Metallica – Master of Puppets (1986)
I first tried to explore Metallica before I learned to appreciate albums as a whole, and thusly I ended up hearing the title track of Master of Puppets over a year before I heard the rest of the album… which admittedly, I was quick to explore once I found its predecessor to be so mind-opening at the beginning of my initiation into metal.”Master of Puppets” is… not entirely unrepresentative of the various twists and turns in the album it lends its name to, but its breadth of musical concepts stands in contrast to the rest of the tracks, which while extended at points are still more terse and focused. Beyond that, it’s a chance to ride more lightning.
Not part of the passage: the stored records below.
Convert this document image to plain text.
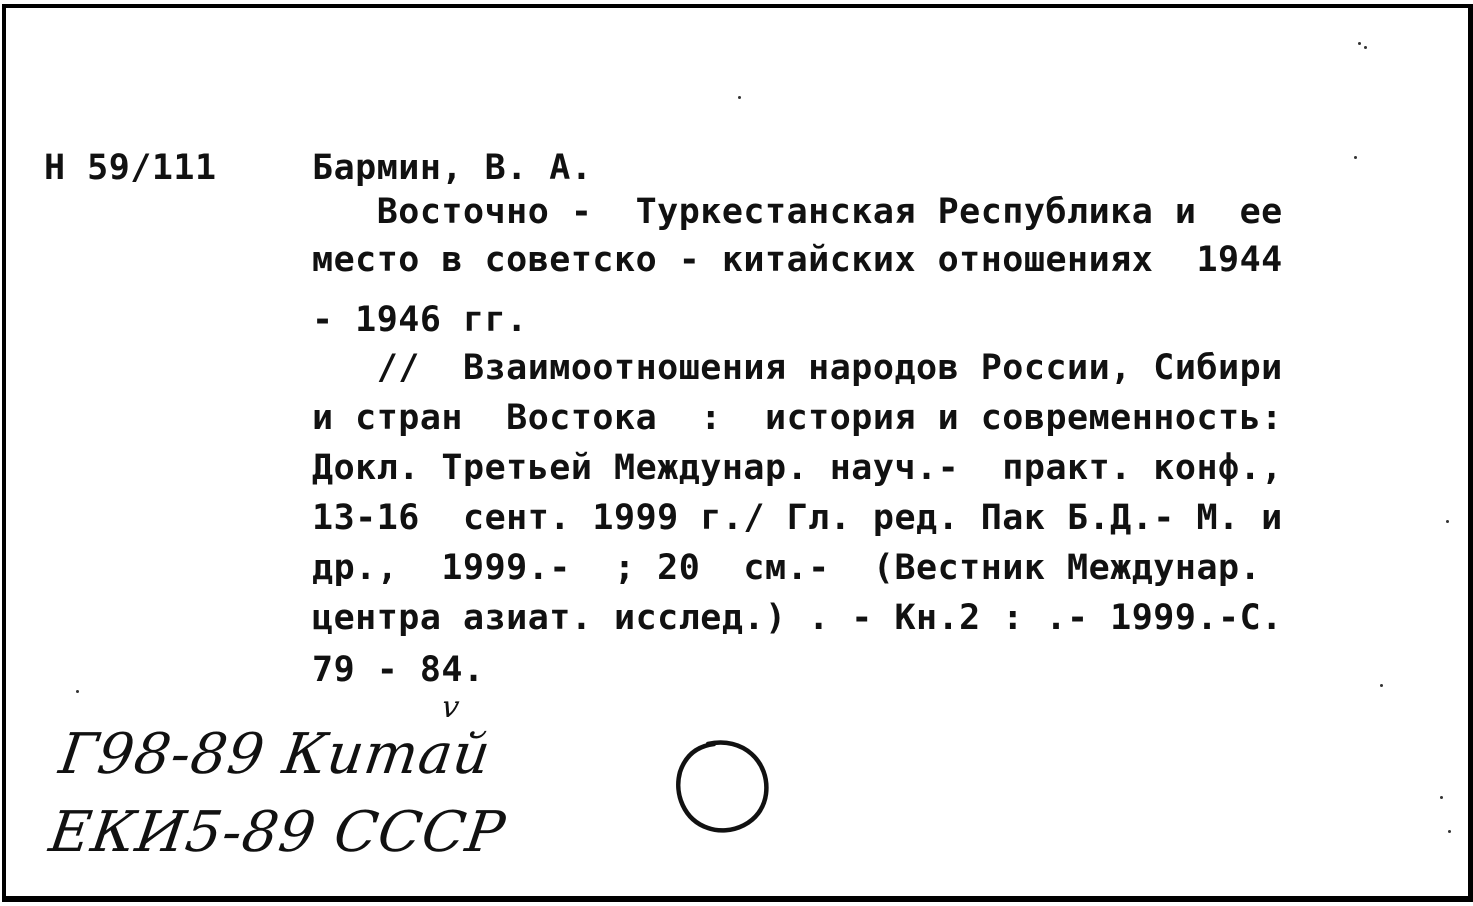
Н 59/111	Бармин, В. А.
Восточно -  Туркестанская Республика и  ее
место в советско - китайских отношениях  1944
- 1946 гг.
//  Взаимоотношения народов России, Сибири
и стран  Востока  :  история и современность:
Докл. Третьей Междунар. науч.-  практ. конф.,
13-16  сент. 1999 г./ Гл. ред. Пак Б.Д.- М. и
др.,  1999.-  ; 20  см.-  (Вестник Междунар.
центра азиат. исслед.) . - Кн.2 : .- 1999.-С.
79 - 84.
v
Г98-89 Китай
ЕКИ5-89 СССР
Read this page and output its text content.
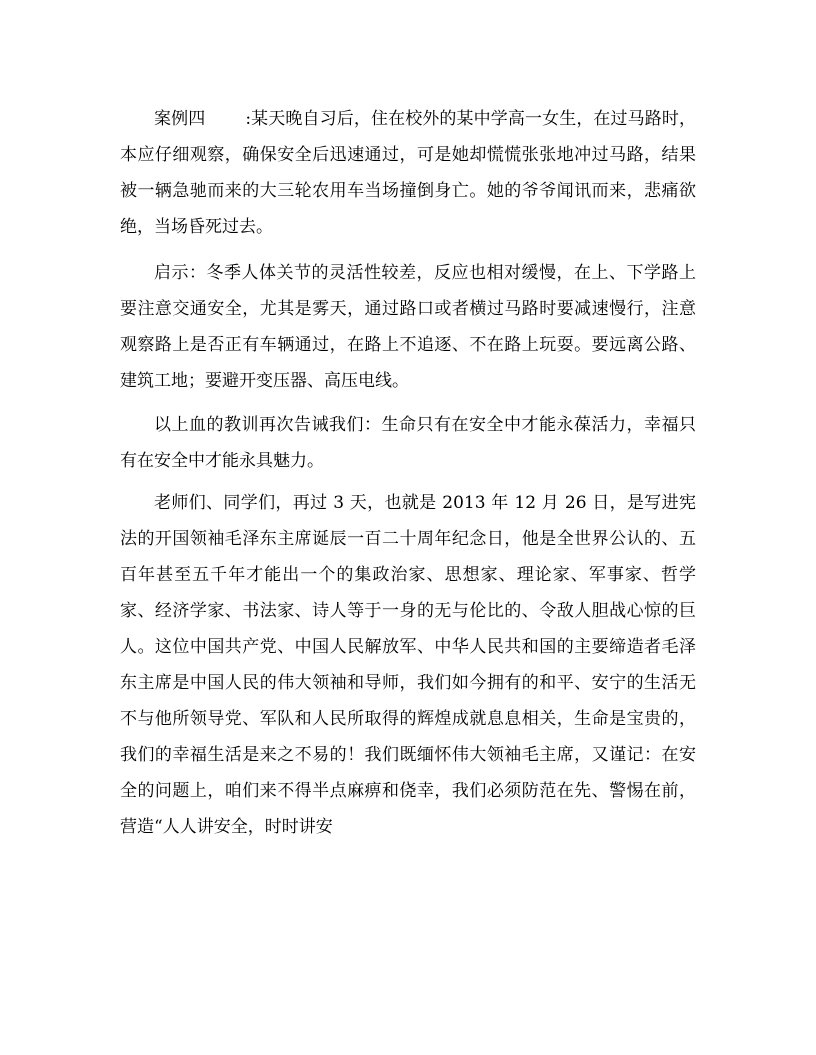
案例四 :某天晚自习后，住在校外的某中学高一女生，在过马路时，本应仔细观察，确保安全后迅速通过，可是她却慌慌张张地冲过马路，结果被一辆急驰而来的大三轮农用车当场撞倒身亡。她的爷爷闻讯而来，悲痛欲绝，当场昏死过去。

启示：冬季人体关节的灵活性较差，反应也相对缓慢，在上、下学路上要注意交通安全，尤其是雾天，通过路口或者横过马路时要减速慢行，注意观察路上是否正有车辆通过，在路上不追逐、不在路上玩耍。要远离公路、建筑工地；要避开变压器、高压电线。

以上血的教训再次告诫我们：生命只有在安全中才能永葆活力，幸福只有在安全中才能永具魅力。

老师们、同学们，再过 3 天，也就是 2013 年 12 月 26 日，是写进宪法的开国领袖毛泽东主席诞辰一百二十周年纪念日，他是全世界公认的、五百年甚至五千年才能出一个的集政治家、思想家、理论家、军事家、哲学家、经济学家、书法家、诗人等于一身的无与伦比的、令敌人胆战心惊的巨人。这位中国共产党、中国人民解放军、中华人民共和国的主要缔造者毛泽东主席是中国人民的伟大领袖和导师，我们如今拥有的和平、安宁的生活无不与他所领导党、军队和人民所取得的辉煌成就息息相关，生命是宝贵的，我们的幸福生活是来之不易的！我们既缅怀伟大领袖毛主席，又谨记：在安全的问题上，咱们来不得半点麻痹和侥幸，我们必须防范在先、警惕在前，营造“人人讲安全，时时讲安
As a refinement as opposed to a reinvention of its predecessor, Master of Puppets formalized Metallica’s speed/thrash arrangements for some time. “Formal” actually is the word you’re looking for, since Metallica put significant effort into plotting out their songs at this point. There’s a much greater emphasis on dynamics and atmosphere this time, so when it’s not being blatantly metallic, Master of Puppets has its share of mellow or at least midpaced moments which generally work, considering that the songs are designed to support them and make them appropriate. The key is that unlike on its successors (And Justice for All, Death Magnetic, etc), Metallica still had some shreds of restraint to keep them from stretching the content here into overly lengthy songs.
Now, given that A. Metallica had already been comprehensively out-extreme’d in the past, and B. Metallica was holding back the heights of their velocity compared to said past, this album’s peaks of violence aren’t as satisfying as they could be. Some of them (mostly “Battery”; its intro is basically the 101 of how to do a lengthy buildup in a metal context) win points more for being successfully elaborate than for any technical wizardry they might accidentally display. It does sort of point to a path Metallica could’ve successfully taken had history unfolded differently – basically becoming a heavy metal/progressive rock fusion band like latter day Iron Maiden or earlier Rush, except this time slightly heavier and more interested in cheap beer. Describing Metallica’s historical downfall, though, takes me too far into the realm of cliches for my own tastes. The fact that so many metal bands deliberately and knowingly imitated Metallica’s formulas speaks well of their influence. I still prefer Ride the Lightning, but Master of Puppets is a close and worthy second place.
Highlights: “Battery”, “The Thing That Should Not Be”, “Damage Inc.”